# être fauché [comme les blés] (argot)



## hisanofrancesa25

hola, Feliz Navidad!!! Por favor, como se traduciria la expresion "je suis fauché", "estar pelado" o "no tener plata", cual seria la mas adecuada, y gracias


----------



## Mallavia

Hola!.
"_estar sin plata"_ se utiliza en Sudamérica, me atrevería a decir que sobre todo en Argentina, Chile. Desde luego no España, donde se entendería pero rápidamente sabríamos que no está escrito por un español.
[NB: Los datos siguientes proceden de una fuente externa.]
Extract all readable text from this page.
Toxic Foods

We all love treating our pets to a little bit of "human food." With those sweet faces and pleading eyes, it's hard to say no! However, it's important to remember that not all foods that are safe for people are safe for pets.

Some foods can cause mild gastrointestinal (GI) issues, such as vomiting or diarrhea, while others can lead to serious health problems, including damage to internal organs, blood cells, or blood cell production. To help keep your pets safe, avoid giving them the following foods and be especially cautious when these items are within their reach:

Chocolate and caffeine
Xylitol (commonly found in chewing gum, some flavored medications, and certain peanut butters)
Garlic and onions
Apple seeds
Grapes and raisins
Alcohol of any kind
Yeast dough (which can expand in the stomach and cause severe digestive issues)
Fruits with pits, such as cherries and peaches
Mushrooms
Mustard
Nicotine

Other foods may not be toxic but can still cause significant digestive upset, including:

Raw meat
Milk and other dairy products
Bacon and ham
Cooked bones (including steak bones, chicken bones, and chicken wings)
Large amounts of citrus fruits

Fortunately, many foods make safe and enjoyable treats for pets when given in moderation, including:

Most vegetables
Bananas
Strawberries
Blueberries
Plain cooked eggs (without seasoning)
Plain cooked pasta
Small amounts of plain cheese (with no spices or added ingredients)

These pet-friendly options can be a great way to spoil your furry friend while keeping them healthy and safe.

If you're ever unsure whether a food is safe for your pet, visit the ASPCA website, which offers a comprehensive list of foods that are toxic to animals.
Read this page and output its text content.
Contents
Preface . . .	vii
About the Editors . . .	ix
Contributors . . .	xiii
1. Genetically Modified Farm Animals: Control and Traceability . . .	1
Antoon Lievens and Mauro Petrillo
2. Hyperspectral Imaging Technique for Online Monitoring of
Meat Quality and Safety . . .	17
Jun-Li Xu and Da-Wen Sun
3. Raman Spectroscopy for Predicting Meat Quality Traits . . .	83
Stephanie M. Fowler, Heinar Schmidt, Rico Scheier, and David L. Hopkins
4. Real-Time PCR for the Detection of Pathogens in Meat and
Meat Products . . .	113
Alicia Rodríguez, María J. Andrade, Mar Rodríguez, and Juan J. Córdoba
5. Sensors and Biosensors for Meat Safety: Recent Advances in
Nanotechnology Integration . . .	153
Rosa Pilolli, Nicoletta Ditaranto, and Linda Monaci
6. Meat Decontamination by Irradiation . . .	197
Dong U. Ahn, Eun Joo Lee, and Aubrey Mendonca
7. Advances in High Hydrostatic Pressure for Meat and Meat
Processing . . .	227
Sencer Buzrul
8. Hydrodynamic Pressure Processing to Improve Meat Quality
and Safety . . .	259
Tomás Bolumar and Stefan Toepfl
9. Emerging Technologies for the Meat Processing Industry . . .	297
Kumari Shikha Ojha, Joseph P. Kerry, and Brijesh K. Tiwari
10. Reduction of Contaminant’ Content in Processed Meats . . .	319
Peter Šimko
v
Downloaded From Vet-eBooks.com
En España: _"estar sin blanca", "estar sin un duro", "estar pelado"....._Tristemente, hay muchos sinónimos jeje. Si me das contexto te digo que opcion me parece mas correcta, porque muchas son coloquiales


----------



## hisanofrancesa25

Muchas gracias Mallavia,
en efecto, el contexto es coloquial, que es un dialogo entre dos personas de la clase humilde y dice: Tu veux faire des millions?  y el otro le contesta: J'aimerais bien, je suis fauché.
pues cual es la expresion, segun su oponion, que cabria mejor? y muchas gracias, otra vez.


----------



## Mallavia

Pues si fuera para España diría: _Estoy sin blanca.
_Para América, dependerá del país....De todos modos, igual algun americano del foro puede decirnos alguna expresión aceptada en todos los países....
A mi _sin plata_ me suena sólo a argentino.....


----------



## hisanofrancesa25

vale, muuuuuchas gracias Mallavia, y Feliz Navidad


----------



## swift

Hola:

Ahora que he comprendido el título y la petición original, propongo:

- estar sin plata, no tener plata. (América)
- estar limpio. (Costa Rica)
- estar más limpio de cuello de monja. (Costa Rica)
- estar sin un cinco. (Costa Rica)

Saludos,


swift


----------



## hisanofrancesa25

Vale, pues muchas gracias a ti también, Swift


----------



## swift

Hola:

En México: no tener lana.

Saludos,


swift


----------



## Pohana

Bonne nuit :

  En Venezuela : estar pelando.

À +
Pohana


----------



## swift

Pohana said:


> En Venezuela : estar pelando.



Otra expresión costarricense: _estar en la lipidia._


----------



## yserien

En España, estar sin blanca, sin un centimo, en la ruina, no tener un duro.


----------



## saadia

yserien said:


> En España, estar sin blanca, sin un centimo, en la ruina, no tener un duro.



En Perú: "estar misio"


----------



## Cintia&Martine

Buenas noches, bonjour,

Otra para España (no sé si en otros sitios):
- estoy a dos velas
Ver

Au recoir, hasta luego


----------



## swift

En Costa Rica también: 'estar pobre'.

¡Qué hilo éste!


----------



## jprr

estar sin un cobre (Argentine ...et peut-être autres ?)


----------



## cykoin

¡Hola!
En Argentina también se puede decir:
-Estar en Pampa y la vía
-Estar en la lona
-No tener un peso
-No tener guita 
Saludos


----------



## timoun

¿Y estar quebrado? ¿Cuando se usa? Creo que lo he oído en este sentido.


----------



## irinitha

timoun said:


> ¿Y estar quebrado? ¿Cuando se usa? Creo que lo he oído en este sentido.


 
"Estar quebrado" como: estoy quebrado, fulano está quebrado, etc. es no tener plata/dinero. 
Se usa en el mismo contexto coloquial que, por ejemplo: "no tengo un mango". Es de uso muy frecuente, por lo menos, en la ciudad y en la pcia. de Buenos Aires. Igual, cualquier argentino te lo entiende, aunque haya otra expresion más usada en su ciudad.


----------



## hidran

En Cuba:
 Estar sin plata: Santiago y Guantánamo solamente
Estar palma'o : toda Cuba
Estar bruja: Toda Cuba pero informal.
No tener ni dónde caerse muerto
Estar sin un quilo,
Estar arranca'o


----------



## Leon_Izquierdo

Estar sin un mango.
Estar seco.
Estar acostado.


----------



## GURB

Otras más que expresan la misma realidad pero en registros distintos:
No tener donde caerse muerto
Estar a la cuarta pregunta
Estar más pelao que una rata.


----------